I’m high positive for the JC virus which means I’m at higher risk of developing PML with many of the other drugs. He suggested maybe Tecfidera or Gilenya, even though those also carry a higher risk of PML. He agrees that Copaxone will not likely do anything to help me, but suggested Rebif. When I said I was concerned about that one because it’s linked with causing depression and I already have major depressive disorder, he shrugged and asked why I wasn’t taking an SSRI.
I said I had taken nearly every SSRI and had bad reactions to them, so he suggested taking a newer antidepressant. Which again, my crappy insurance won’t cover.
I’m frustrated because I’m back to square one again. I had already decided I wasn’t going to take the drugs. But my neurologist said I’m clearly worse than I was last time I saw him two years ago, which is true. The relapse I had last year was really bad. Two years ago, I was still able to work. He says I will keep getting worse if I don’t take them, but he can’t actually know that. People take meds and still get worse on them. Some people also take meds and credit the meds with not getting worse.

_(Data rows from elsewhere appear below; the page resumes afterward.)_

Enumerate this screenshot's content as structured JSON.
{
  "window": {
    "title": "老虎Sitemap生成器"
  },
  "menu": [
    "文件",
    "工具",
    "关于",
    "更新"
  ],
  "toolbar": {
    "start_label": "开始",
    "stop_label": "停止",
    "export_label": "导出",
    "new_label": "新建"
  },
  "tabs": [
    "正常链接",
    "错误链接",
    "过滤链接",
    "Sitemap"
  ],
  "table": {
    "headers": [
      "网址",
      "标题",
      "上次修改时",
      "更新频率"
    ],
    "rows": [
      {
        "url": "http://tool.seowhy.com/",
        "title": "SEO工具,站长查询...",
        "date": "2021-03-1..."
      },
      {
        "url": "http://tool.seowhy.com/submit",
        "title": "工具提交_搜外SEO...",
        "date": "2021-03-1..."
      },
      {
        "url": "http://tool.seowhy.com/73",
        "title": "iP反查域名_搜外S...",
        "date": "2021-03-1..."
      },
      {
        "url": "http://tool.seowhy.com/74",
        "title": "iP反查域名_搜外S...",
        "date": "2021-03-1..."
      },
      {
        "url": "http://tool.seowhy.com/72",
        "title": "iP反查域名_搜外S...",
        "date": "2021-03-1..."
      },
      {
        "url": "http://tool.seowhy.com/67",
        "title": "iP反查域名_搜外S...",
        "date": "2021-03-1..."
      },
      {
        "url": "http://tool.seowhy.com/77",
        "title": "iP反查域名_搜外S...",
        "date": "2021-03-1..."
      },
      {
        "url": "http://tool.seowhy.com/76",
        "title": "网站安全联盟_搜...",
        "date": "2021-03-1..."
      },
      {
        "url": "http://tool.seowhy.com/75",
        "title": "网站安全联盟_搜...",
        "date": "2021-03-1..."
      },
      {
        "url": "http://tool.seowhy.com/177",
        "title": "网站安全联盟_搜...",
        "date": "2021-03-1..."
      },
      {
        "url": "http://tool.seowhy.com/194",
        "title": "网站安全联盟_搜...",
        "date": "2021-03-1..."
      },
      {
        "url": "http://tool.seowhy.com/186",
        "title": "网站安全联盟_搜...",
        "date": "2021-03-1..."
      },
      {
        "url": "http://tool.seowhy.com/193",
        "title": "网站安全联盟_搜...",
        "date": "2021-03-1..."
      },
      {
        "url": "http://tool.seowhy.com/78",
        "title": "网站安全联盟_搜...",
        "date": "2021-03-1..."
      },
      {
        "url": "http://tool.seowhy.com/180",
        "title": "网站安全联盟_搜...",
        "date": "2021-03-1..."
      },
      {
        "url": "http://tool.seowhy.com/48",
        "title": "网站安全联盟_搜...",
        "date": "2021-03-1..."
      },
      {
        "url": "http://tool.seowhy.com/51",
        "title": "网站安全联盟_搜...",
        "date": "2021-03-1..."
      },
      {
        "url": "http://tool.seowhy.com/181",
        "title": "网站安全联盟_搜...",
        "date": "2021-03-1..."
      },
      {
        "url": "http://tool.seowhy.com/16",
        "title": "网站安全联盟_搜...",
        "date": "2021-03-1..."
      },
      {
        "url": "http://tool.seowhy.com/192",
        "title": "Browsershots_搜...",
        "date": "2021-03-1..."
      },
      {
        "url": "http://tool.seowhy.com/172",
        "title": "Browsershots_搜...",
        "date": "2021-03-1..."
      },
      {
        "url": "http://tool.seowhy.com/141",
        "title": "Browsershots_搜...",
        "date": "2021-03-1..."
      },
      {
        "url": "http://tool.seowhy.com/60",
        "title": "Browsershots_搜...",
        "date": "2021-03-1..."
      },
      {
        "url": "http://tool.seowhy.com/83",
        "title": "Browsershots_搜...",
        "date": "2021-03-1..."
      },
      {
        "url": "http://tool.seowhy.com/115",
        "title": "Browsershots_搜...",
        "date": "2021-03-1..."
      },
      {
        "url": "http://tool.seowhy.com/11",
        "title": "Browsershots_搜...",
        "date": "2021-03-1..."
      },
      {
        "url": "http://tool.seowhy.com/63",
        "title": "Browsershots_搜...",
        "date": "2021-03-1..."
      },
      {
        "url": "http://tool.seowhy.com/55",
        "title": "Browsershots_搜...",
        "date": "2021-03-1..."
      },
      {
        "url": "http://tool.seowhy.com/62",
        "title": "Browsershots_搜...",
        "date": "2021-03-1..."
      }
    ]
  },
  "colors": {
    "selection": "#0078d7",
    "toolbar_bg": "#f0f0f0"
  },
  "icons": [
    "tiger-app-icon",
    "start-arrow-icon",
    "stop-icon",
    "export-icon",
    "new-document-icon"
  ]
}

Due to the nature of the disease, no one — not even the doctors — can know if the meds are working. There’s no correlation to the appearance of your brain on MRI and your symptoms. My MRI has not changed at all in five years, yet my symptoms still get worse. I haven’t been on any disease-modifying drugs in that time. Is that why my symptoms got worse or would they have gotten worse anyway?
Most doctors measure the success of an MS drug by whether or not you have new lesions on MRI. Since I haven’t had any new ones since being diagnosed, what is the intended outcome of taking them? How would you define success of a treatment?
Who do I believe? Do I take a chance, even though the drugs are really scary to me?
If no antidepressants have helped me so far, why do I think the MS drugs would? There’s certainly an element of confirmation bias, in that you get an outcome similar to what you’re expecting.
But there’s also the undeniable fact that money and insurance are major factors, whether or not I want them to be. I would be much more likely to take the chance on the medication route if it wouldn’t be so cost-prohibitive. I know there are assistance programs for the disease-modifying drugs, for example, and I’ve heard that you can get assistance for an annual MRI from the MS Society. But will they cover three MRIs in a year?
There are still all the other costs with having MS that make pursuing treatment a financial hardship. At a hundred dollars for a specialist visit (aka the neurologist), that adds to the budget. I didn’t expect that my share of the cost for the JC virus blood test would also be $100 (since my blood work is usually free) and there was certainly no assistance for that.
Part of me thinks there must be something wrong with me that I don’t have the money for these extra $100 things here and there. But at the same time, MS is just plain an expensive disease to have.
And now I’m back at where I started, having gone through this several times before. After getting the hard sell from another neurologist, am I sure that I don’t want to try the drugs? I know for sure that I actually do want to take the IVIg treatment but probably won’t be able to.
But really, unless the neurologist himself is offering to pay for any of my treatment and associated testing and office visits, I may have to continue opting out but saying it’s intentional. I’m not going to bankrupt my family over treatments that I’m not even sure will work and might actually harm me.